Only through social or collective ownership can society secure for all its members the benefit of the improved method of organization. Once we establish collective ownership of our industries we will throw off the clogs and checks of our productive powers and will be able to produce more than enough not only to supply every human being food, clothing, and homes to live in, but the opportunity for education and culture which can make life worth living. The last of the slave systems shall be finally swept away.

Our primary task must be the making of socialists, and, isolated as we are, we must carry on that work in our own way.The Social Party declares its object to be:
First — The organisation of the working class into a political party to conquer the public powers now controlled by capitalists.
Second — The abolition of wage slavery by the establishment of a world system of cooperative industry, based upon the social or collective or common ownership of the means of production and distribution, to be administered by society in the common interest of all its members, and the complete emancipation of the working class from the domination of capitalism and the abolition of all class rule.
We further declare that through the ballot box, we can abolish the capitalist system of ownership and establish in its place socialism — an industrial democracy — wherein all the land and the tools of production shall be the collective property of the whole people, to be operated by the whole people for the production of commodities for use and not for profit. We ask the working class to organise with us and other socialists around the world to end the poverty-breeding system of production for profit — and substitute in its place the socialist co-operative commonwealth in which every worker shall have the free exercise and full benefit of his or her faculties.

Representing, as it does, the working and dispossessed class, and having for its sole programme the abolition of the exploitation of the workers through rent, interest, and profit, there can be no compromise between the Socialist Party and the owning class or its state. There is an ever growing tendency to confuse socialism with reform of one sort or another. No policy of partial redistribution will satisfy those who have done and are now doing the hard and necessary work. Minimum wage laws plus all the kinds of other legislation that has marked the attempts of the ruling class to placate the workers, and will merely postpone the final result. In the end, an enlightened and class-conscious proletariat will be satisfied with nothing less than the collective ownership and democratic management of the means and instruments of production and distribution.

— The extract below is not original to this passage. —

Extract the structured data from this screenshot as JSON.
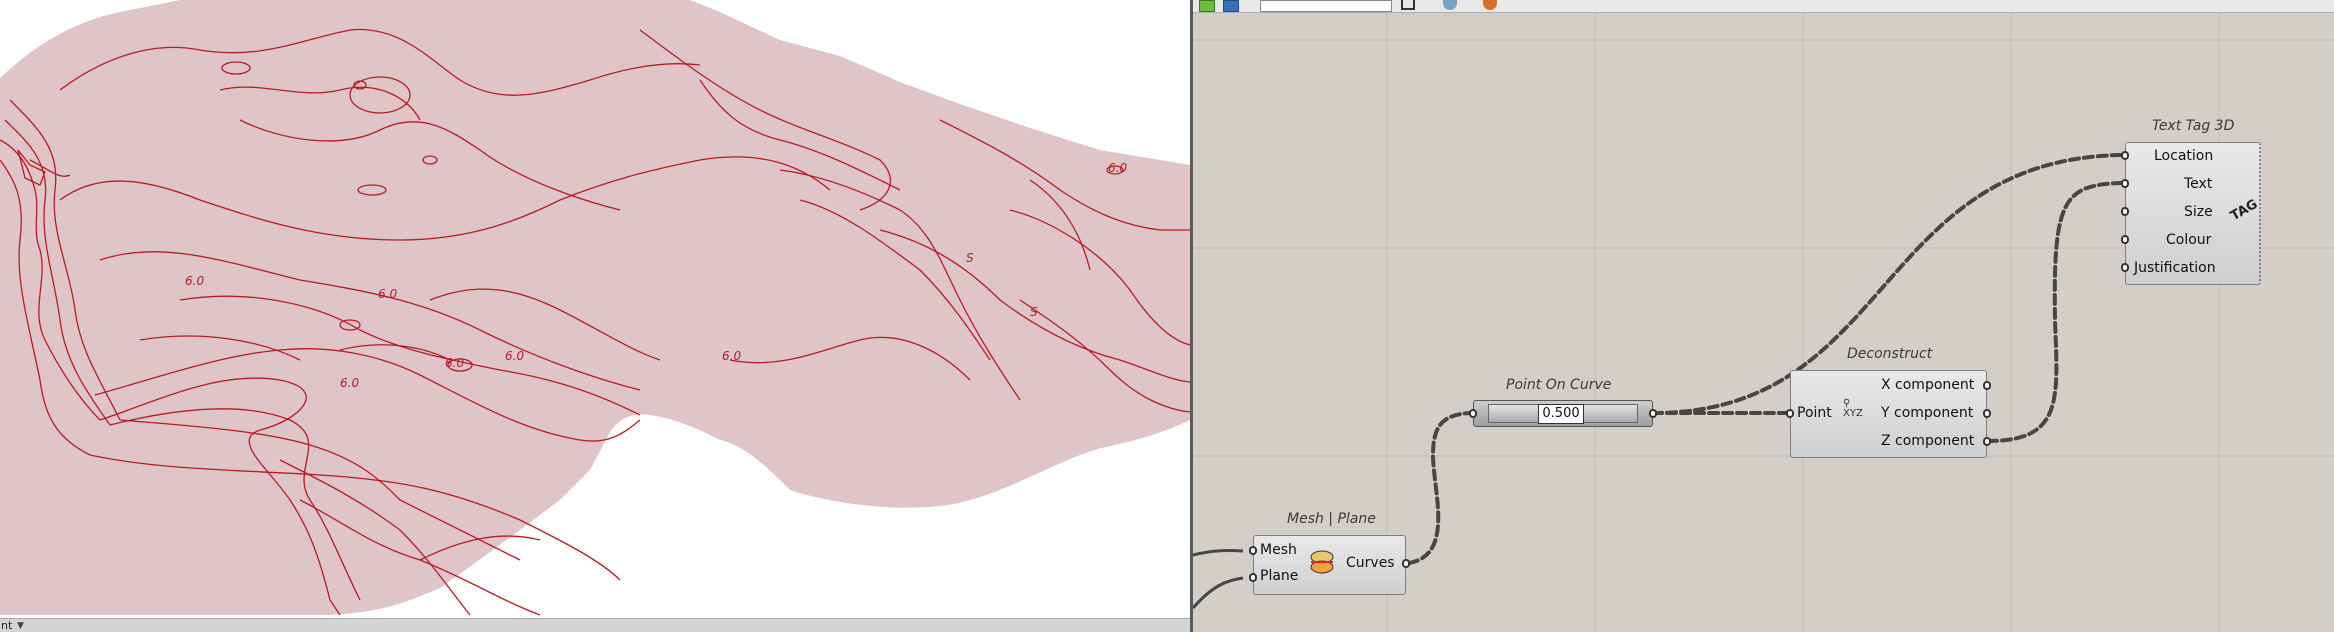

The Socialist Party draws a  clear and true line  between socialism and social quackery, between reform and revolution. It cannot be too strongly insisted that socialism means but one thing, and that is the abolition of capital.  Anything else is not socialism. Mere reforms of the present system, band-aid patches on industrial servitude is not socialism. Therefore, while not opposing any reforms or improvements which may be secured under capitalism, the Socialist Party is against taking time, energy and resources away from its main battle, for revolution, in order to carry on the struggle for reform. The one demand of the Socialist Party is socialism - unadulterated and undiluted - the unconditional surrender by the capitalist class. The Socialist Party insists all the philanthropic ventures, humanitarian societies, and charities are based on aspiration alone. The Socialist Party stands out unique as the only one based on the  programme which will make the realisation of those aspirations an accomplished fact. Socialism alone will supply the basis for any permanent improvement in the condition of mankind.

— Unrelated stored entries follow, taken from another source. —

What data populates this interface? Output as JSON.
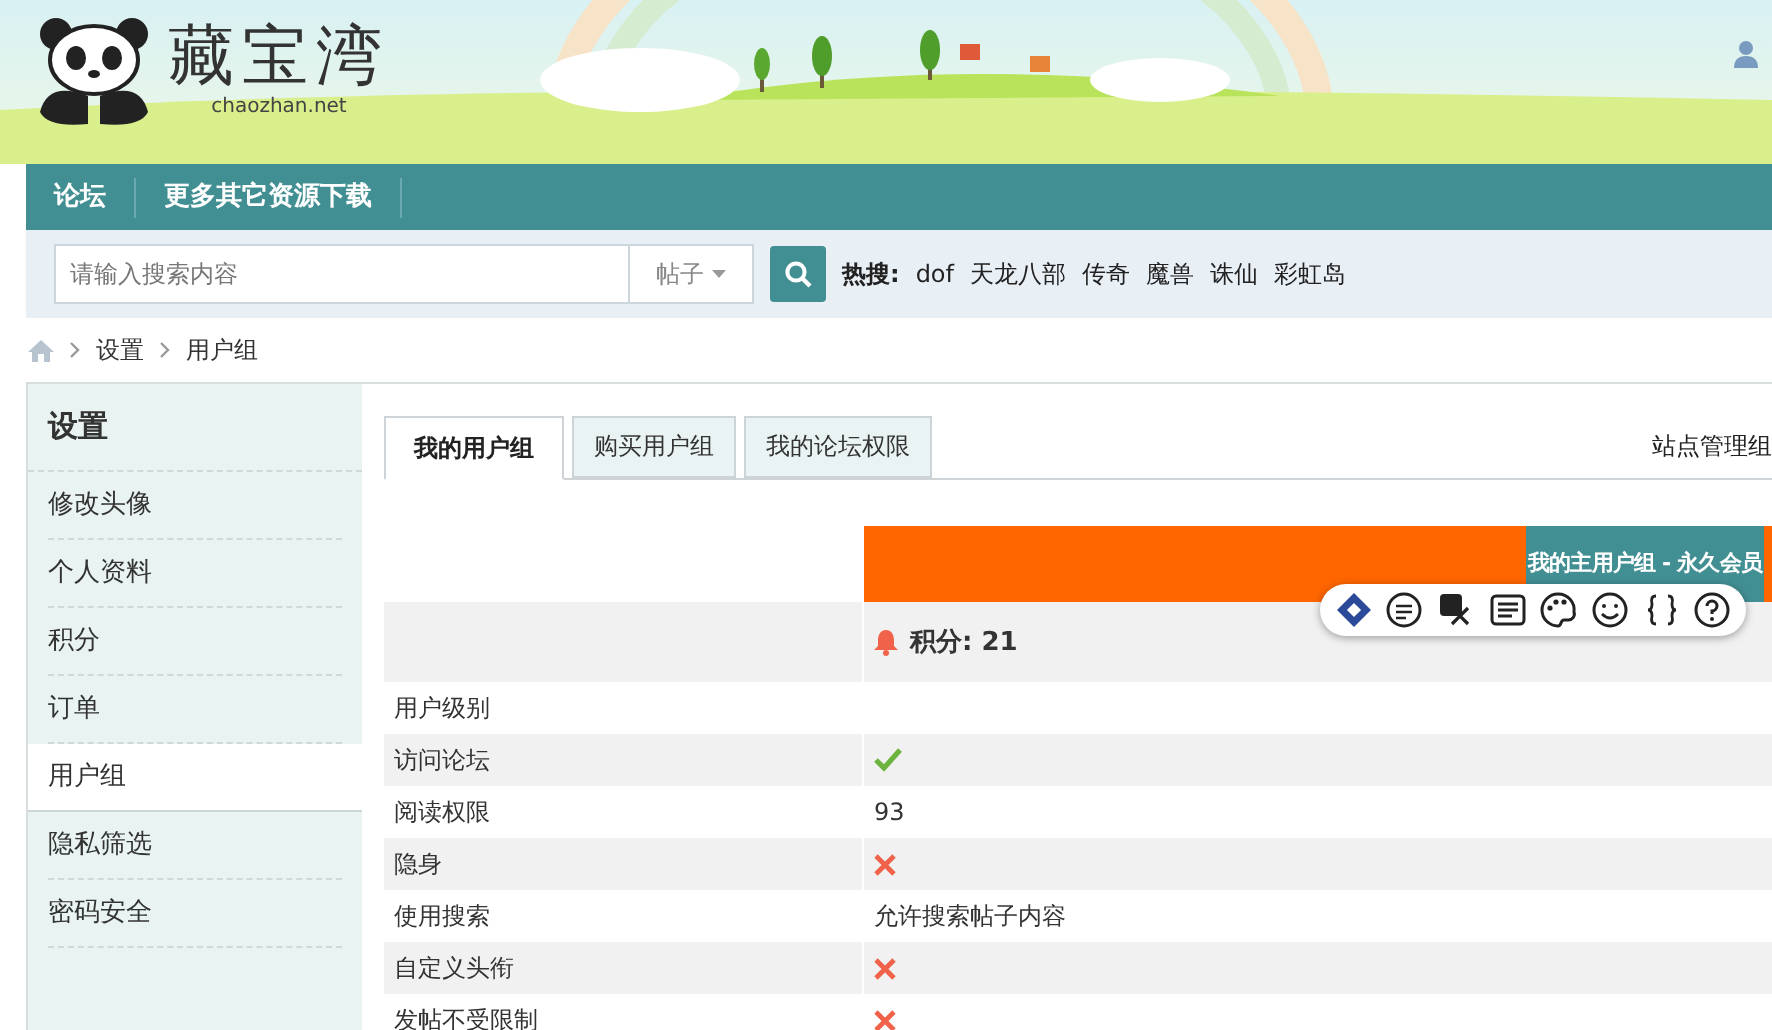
{
  "header": {
    "logo_text": "藏宝湾",
    "logo_domain": "chaozhan.net"
  },
  "nav": {
    "items": [
      {
        "label": "论坛"
      },
      {
        "label": "更多其它资源下载"
      }
    ]
  },
  "search": {
    "placeholder": "请输入搜索内容",
    "scope": "帖子",
    "hot_label": "热搜:",
    "hot_terms": [
      "dof",
      "天龙八部",
      "传奇",
      "魔兽",
      "诛仙",
      "彩虹岛"
    ]
  },
  "breadcrumb": [
    "设置",
    "用户组"
  ],
  "sidebar": {
    "title": "设置",
    "items": [
      {
        "label": "修改头像",
        "selected": false
      },
      {
        "label": "个人资料",
        "selected": false
      },
      {
        "label": "积分",
        "selected": false
      },
      {
        "label": "订单",
        "selected": false
      },
      {
        "label": "用户组",
        "selected": true
      },
      {
        "label": "隐私筛选",
        "selected": false
      },
      {
        "label": "密码安全",
        "selected": false
      }
    ]
  },
  "tabs": [
    {
      "label": "我的用户组",
      "selected": true
    },
    {
      "label": "购买用户组",
      "selected": false
    },
    {
      "label": "我的论坛权限",
      "selected": false
    }
  ],
  "admin_link": "站点管理组",
  "table": {
    "group_header": "我的主用户组 - 永久会员",
    "points": "积分: 21",
    "rows": [
      {
        "label": "用户级别",
        "kind": "blank"
      },
      {
        "label": "访问论坛",
        "kind": "flag",
        "allowed": true
      },
      {
        "label": "阅读权限",
        "kind": "text",
        "value": "93"
      },
      {
        "label": "隐身",
        "kind": "flag",
        "allowed": false
      },
      {
        "label": "使用搜索",
        "kind": "text",
        "value": "允许搜索帖子内容"
      },
      {
        "label": "自定义头衔",
        "kind": "flag",
        "allowed": false
      },
      {
        "label": "发帖不受限制",
        "kind": "flag",
        "allowed": false
      }
    ]
  }
}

Those who advocated workers’ state sometimes mis-called state-socialism but more accurately described as state-capitalism call for the continuance of the wage system, and an extension of modified class management but socialism means the entire abolition of the payment of money wages, and the production and distribution of wealth by all, for the use and benefit of all. It is a return to the old democratic primitive communism, but at an immensely higher level, due to the almost infinitely greater technological  powers of mankind. Since there is no difficulty whatever in creating wealth far in excess of our requirements, by the scientific organisation and application of the right labour of all to the satisfaction of our social needs, then the old motto, “From each according to ability, to each according to needs,” ceases to be Utopian and becomes a reality. Labour will be devoted to this or that branch of production in proportion to the desires of the community. Work that, after all possible amelioration, remains dangerous or difficult will be shared by all of the community who are fit, instead of being relegated and imposed upon the poor. The standard of life for each and all will be far higher than anything ever yet achieved. The best possible conditions will be to the general benefit that raising the level of society will be the aim of each individual as of the whole community. Nearly all crimes are property crimes. Remove the incentive and these crimes will vanish.

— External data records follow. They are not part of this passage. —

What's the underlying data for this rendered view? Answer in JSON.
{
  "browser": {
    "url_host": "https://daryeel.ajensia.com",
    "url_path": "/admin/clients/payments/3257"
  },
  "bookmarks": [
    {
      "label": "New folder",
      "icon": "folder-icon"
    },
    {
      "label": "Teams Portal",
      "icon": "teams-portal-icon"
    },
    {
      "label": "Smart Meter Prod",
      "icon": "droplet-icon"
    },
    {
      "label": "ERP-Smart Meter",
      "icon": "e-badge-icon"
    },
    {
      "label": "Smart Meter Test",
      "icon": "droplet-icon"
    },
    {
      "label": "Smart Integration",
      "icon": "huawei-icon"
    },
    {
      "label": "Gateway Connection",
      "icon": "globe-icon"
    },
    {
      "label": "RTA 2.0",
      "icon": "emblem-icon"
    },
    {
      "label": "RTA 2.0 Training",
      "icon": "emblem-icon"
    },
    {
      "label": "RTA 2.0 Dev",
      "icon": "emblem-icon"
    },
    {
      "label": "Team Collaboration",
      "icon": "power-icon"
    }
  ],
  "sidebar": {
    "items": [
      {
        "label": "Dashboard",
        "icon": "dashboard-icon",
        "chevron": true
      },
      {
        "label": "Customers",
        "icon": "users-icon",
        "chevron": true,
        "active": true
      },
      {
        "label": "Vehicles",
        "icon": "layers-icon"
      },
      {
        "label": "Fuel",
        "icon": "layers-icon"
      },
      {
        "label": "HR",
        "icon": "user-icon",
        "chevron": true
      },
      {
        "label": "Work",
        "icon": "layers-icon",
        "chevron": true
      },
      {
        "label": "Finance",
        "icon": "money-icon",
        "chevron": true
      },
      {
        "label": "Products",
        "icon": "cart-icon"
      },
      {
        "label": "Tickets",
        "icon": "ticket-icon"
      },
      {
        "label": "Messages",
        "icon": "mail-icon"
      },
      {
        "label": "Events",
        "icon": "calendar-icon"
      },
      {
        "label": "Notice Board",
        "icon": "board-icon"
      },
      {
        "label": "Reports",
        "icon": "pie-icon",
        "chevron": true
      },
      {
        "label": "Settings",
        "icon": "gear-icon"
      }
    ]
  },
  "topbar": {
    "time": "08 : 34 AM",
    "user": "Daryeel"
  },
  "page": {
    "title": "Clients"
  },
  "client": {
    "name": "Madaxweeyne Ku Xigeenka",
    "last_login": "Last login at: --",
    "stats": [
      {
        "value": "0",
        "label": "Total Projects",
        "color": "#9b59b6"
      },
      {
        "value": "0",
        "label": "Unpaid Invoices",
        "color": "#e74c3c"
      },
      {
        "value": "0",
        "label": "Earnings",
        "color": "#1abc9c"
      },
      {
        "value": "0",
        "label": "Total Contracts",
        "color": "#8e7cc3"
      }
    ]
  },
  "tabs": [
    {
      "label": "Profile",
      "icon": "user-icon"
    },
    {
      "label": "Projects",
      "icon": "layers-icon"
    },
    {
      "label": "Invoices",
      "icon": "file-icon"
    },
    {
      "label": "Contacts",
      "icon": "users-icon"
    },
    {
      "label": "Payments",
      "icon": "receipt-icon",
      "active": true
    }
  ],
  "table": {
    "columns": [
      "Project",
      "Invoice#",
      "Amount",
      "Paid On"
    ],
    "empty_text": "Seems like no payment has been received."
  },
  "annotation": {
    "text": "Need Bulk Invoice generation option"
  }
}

The capitalist media frequently misrepresents socialism. Socialism would destroy individuality. Capitalism, on the other hand, exalts the individual. Capitalism is a fraud within a fraud. Proclaiming itself individualistic modern conditions of production and distribution that is, the institution of private property in the means of production, is itself the root and source of the coercion of the individual. Socialism proclaims itself in favor of collective ownership and control. By these means it would secure to labor the products of its toil, now confiscated by the few, and, in this way, preserve to the workers, the majority of the population, a greater individuality than that which they now attain. With freedom from the economic pressure due to the capitalist control of industry, such as socialism alone can provide, individuality will achieve proportions previously unattainable.

When from infancy and youth to old age the beauties of nature and the pleasure of perfect health can be enjoyed with none of the sordid and degrading drawbacks due to the dire poverty; when work is but the useful and pleasing expression performed voluntarily for the community and with  regard for the individual; when, through the longer, fuller and more active life which mankind will be heirs to, the minds of all will be more completely cultivated than those of the most gifted have ever yet been; when art naturally rises to higher and ever higher  achievement due to a keener public conception of beauty; when the whole world is fully, freely and rapidly open to the travel  – when all this is accomplished, death itself will be nothing more than a sigh of satisfied content at the close of  a banquet of life so religion, too, will lose its worshipers.


Fudging the Figures

The Scottish Government “airbrushed” the global financial crash from its official case for independence to avoid showing Scots would have been thousands of pounds worse off outside the UK. 2008 was omitted from the 670-page Scotland’s Future white paper because of the “temporary effect” it had on the long-term economic picture.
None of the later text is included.